Is there a way to store ids in Python that won't use the full 28 bytes? E.g., do I need to put them as both keys and values to dicts?
Note: The common solution of using something like BumPy won't work here, because it's not a contiguous array. It's keys and values into a dict, and dicts of dicts, etc.
I'm also amenable to other Python interpreters that are less memory hungry for ints.
Your use case is for IDs to be stored as keys and values of a dict. But since keys and values of a dict have to be Python objects, they must each be allocated an object header as well as a pointer from the dict.

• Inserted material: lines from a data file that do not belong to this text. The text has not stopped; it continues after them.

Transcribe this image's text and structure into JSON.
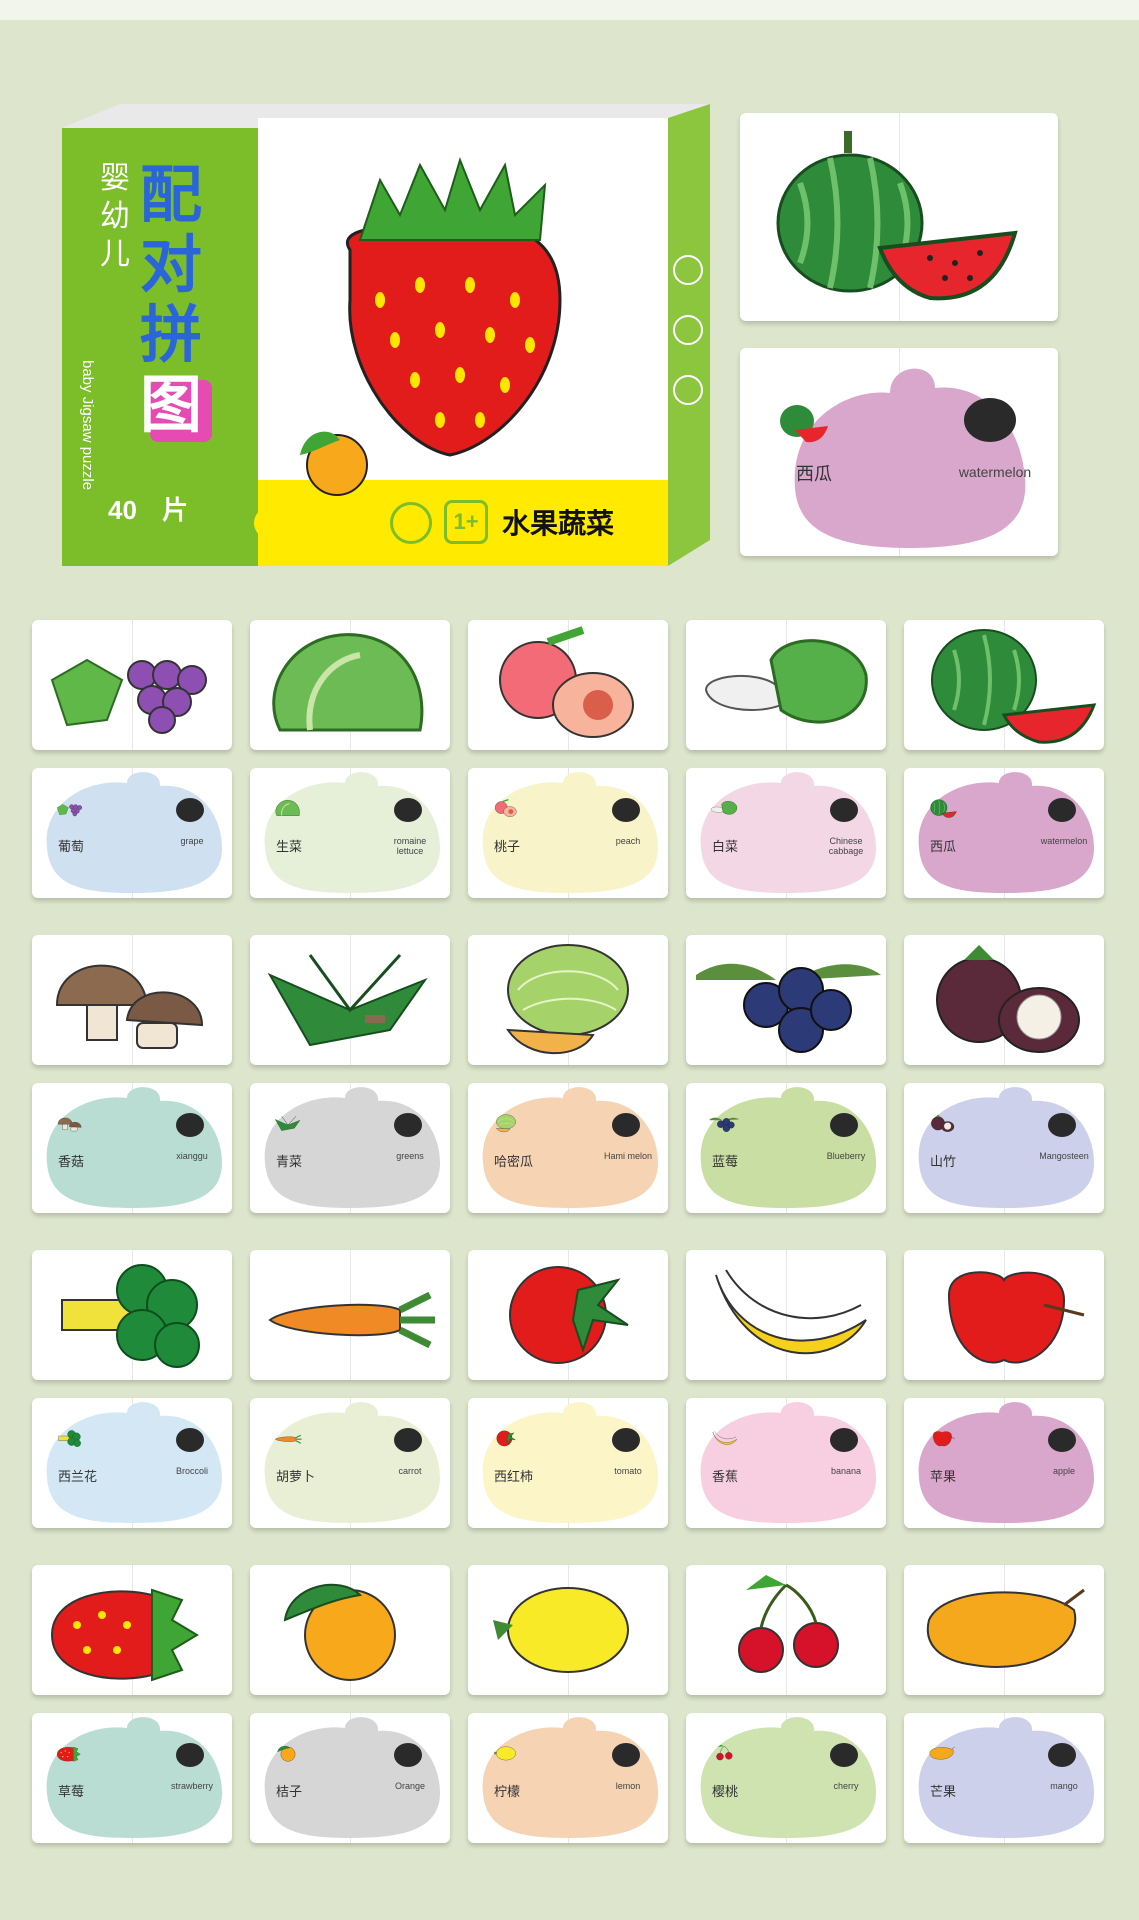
{
  "box": {
    "title_small": "婴幼儿",
    "title_big": [
      "配",
      "对",
      "拼",
      "图"
    ],
    "title_en": "baby Jigsaw puzzle",
    "pieces": "40",
    "pieces_unit": "片",
    "age": "1+",
    "category": "水果蔬菜"
  },
  "colors": {
    "background": "#dde6cc",
    "box_green": "#7cbd2a",
    "box_yellow": "#ffea00",
    "title_blue": "#2b66d8"
  },
  "feature_card": {
    "cn": "西瓜",
    "en": "watermelon",
    "shape_color": "#d9a6cc"
  },
  "rows": [
    [
      {
        "cn": "葡萄",
        "en": "grape",
        "shape_color": "#cfe0f0",
        "fruit": "grape"
      },
      {
        "cn": "生菜",
        "en": "romaine lettuce",
        "shape_color": "#e6efd8",
        "fruit": "lettuce"
      },
      {
        "cn": "桃子",
        "en": "peach",
        "shape_color": "#f8f3c8",
        "fruit": "peach"
      },
      {
        "cn": "白菜",
        "en": "Chinese cabbage",
        "shape_color": "#f4d7e4",
        "fruit": "cabbage"
      },
      {
        "cn": "西瓜",
        "en": "watermelon",
        "shape_color": "#d9a6cc",
        "fruit": "watermelon"
      }
    ],
    [
      {
        "cn": "香菇",
        "en": "xianggu",
        "shape_color": "#b9ddd3",
        "fruit": "mushroom"
      },
      {
        "cn": "青菜",
        "en": "greens",
        "shape_color": "#d6d6d6",
        "fruit": "greens"
      },
      {
        "cn": "哈密瓜",
        "en": "Hami melon",
        "shape_color": "#f6d3b3",
        "fruit": "melon"
      },
      {
        "cn": "蓝莓",
        "en": "Blueberry",
        "shape_color": "#c8dea3",
        "fruit": "blueberry"
      },
      {
        "cn": "山竹",
        "en": "Mangosteen",
        "shape_color": "#ccd0ea",
        "fruit": "mangosteen"
      }
    ],
    [
      {
        "cn": "西兰花",
        "en": "Broccoli",
        "shape_color": "#d3e7f5",
        "fruit": "broccoli"
      },
      {
        "cn": "胡萝卜",
        "en": "carrot",
        "shape_color": "#e8efd5",
        "fruit": "carrot"
      },
      {
        "cn": "西红柿",
        "en": "tomato",
        "shape_color": "#fbf5c8",
        "fruit": "tomato"
      },
      {
        "cn": "香蕉",
        "en": "banana",
        "shape_color": "#f8cfe0",
        "fruit": "banana"
      },
      {
        "cn": "苹果",
        "en": "apple",
        "shape_color": "#d9a6cc",
        "fruit": "apple"
      }
    ],
    [
      {
        "cn": "草莓",
        "en": "strawberry",
        "shape_color": "#b9ddd3",
        "fruit": "strawberry"
      },
      {
        "cn": "桔子",
        "en": "Orange",
        "shape_color": "#d6d6d6",
        "fruit": "orange"
      },
      {
        "cn": "柠檬",
        "en": "lemon",
        "shape_color": "#f6d3b3",
        "fruit": "lemon"
      },
      {
        "cn": "樱桃",
        "en": "cherry",
        "shape_color": "#cfe3b0",
        "fruit": "cherry"
      },
      {
        "cn": "芒果",
        "en": "mango",
        "shape_color": "#ccd0ea",
        "fruit": "mango"
      }
    ]
  ]
}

To be able to actually store keys and values at 4 bytes each you would have to implement a custom hash table that allocates an array.array of 32-bit integers for both keys and values. Since IDs are typically never going to be 0 or 2**32-1, you can use them as sentinels for an empty slot and a deleted slot, respectively.
Below is a sample implementation with linear probing:
from array import array
class HashTable:
EMPTY = 0
DELETED = (1 << 31) - 1
def __init__(self, source=None, size=8, load_factor_threshold=0.75):
self._size = size
self._load_factor_threshold = load_factor_threshold
self._count = 0
self._keys = array('L', [self.EMPTY]) * size
self._values = array('L', [self.EMPTY]) * size
if source is not None:
self.update(source)
def _probe(self, key):
index = hash(key) % self._size
for _ in range(self._size):
yield index, self._keys[index], self._values[index]

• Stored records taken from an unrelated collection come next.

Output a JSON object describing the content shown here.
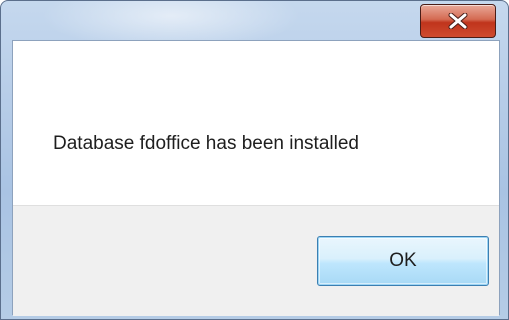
{
  "dialog": {
    "message": "Database fdoffice has been installed",
    "ok_label": "OK",
    "close_icon": "close-icon"
  },
  "colors": {
    "close_button": "#c7432a",
    "ok_button_border": "#3c7fb1",
    "frame": "#b7cde8",
    "button_area": "#f0f0f0"
  }
}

index = (index + 1) % self._size
def __setitem__(self, key, value):
while self._count >= self._load_factor_threshold * self._size:
new = HashTable(self, self._size * 2, self._load_factor_threshold)
self._size = new._size
self._keys = new._keys
self._values = new._values
for index, probed_key, probed_value in self._probe(key):
if probed_value == self.DELETED:
continue
if probed_value == self.EMPTY:
self._keys[index] = key
self._values[index] = value
self._count += 1
return
elif probed_key == key:
self._values[index] = value
return
def __getitem__(self, key):
for _, probed_key, value in self._probe(key):
if value == self.EMPTY:
break
if value == self.DELETED:
continue
if probed_key == key:
return value
raise KeyError(key)
def __delitem__(self, key):
for index, probed_key, value in self._probe(key):
if value == self.EMPTY:
raise KeyError(key)
if value == self.DELETED:
continue
if probed_key == key:
self._values[index] = self.DELETED
self._count -= 1
return
def items(self):
for key, value in zip(self._keys, self._values):
if value not in (self.EMPTY, self.DELETED):
yield key, value
def keys(self):
for key, _ in self.items():
yield key
def values(self):
for _, value in self.items():
yield value
def __iter__(self):
yield from self.keys()
def __len__(self):
return self._count
def __eq__(self, other):
return set(self.items()) == set(other.items())
def __contains__(self, key):
try:
self[key]
except KeyError:
return False
return True
def get(self, key, default=None):
try:
return self[key]
except KeyError:
return default
def __repr__(self):
return repr(dict(self.items()))
def __str__(self):
return repr(self)
def copy(self):
return HashTable(self, self._size, self._load_factor_threshold)
def update(self, other):
for key, value in other.items():
self[key] = value
so that with pympler.asizeof, which recursively measures the memory footprint of an object, you can see the memory saving to be as much as 90%:
from pympler.asizeof import asizeof
d = dict(zip(range(1500000), range(1500000)))
h = HashTable(d)
print(asizeof(d)) # 179877936
print(asizeof(h)) # 16777920
Note that on some platforms the type code 'L' for array.array results in an item size of 8 bytes instead of 4 bytes, in which case you should use the type code 'I' instead.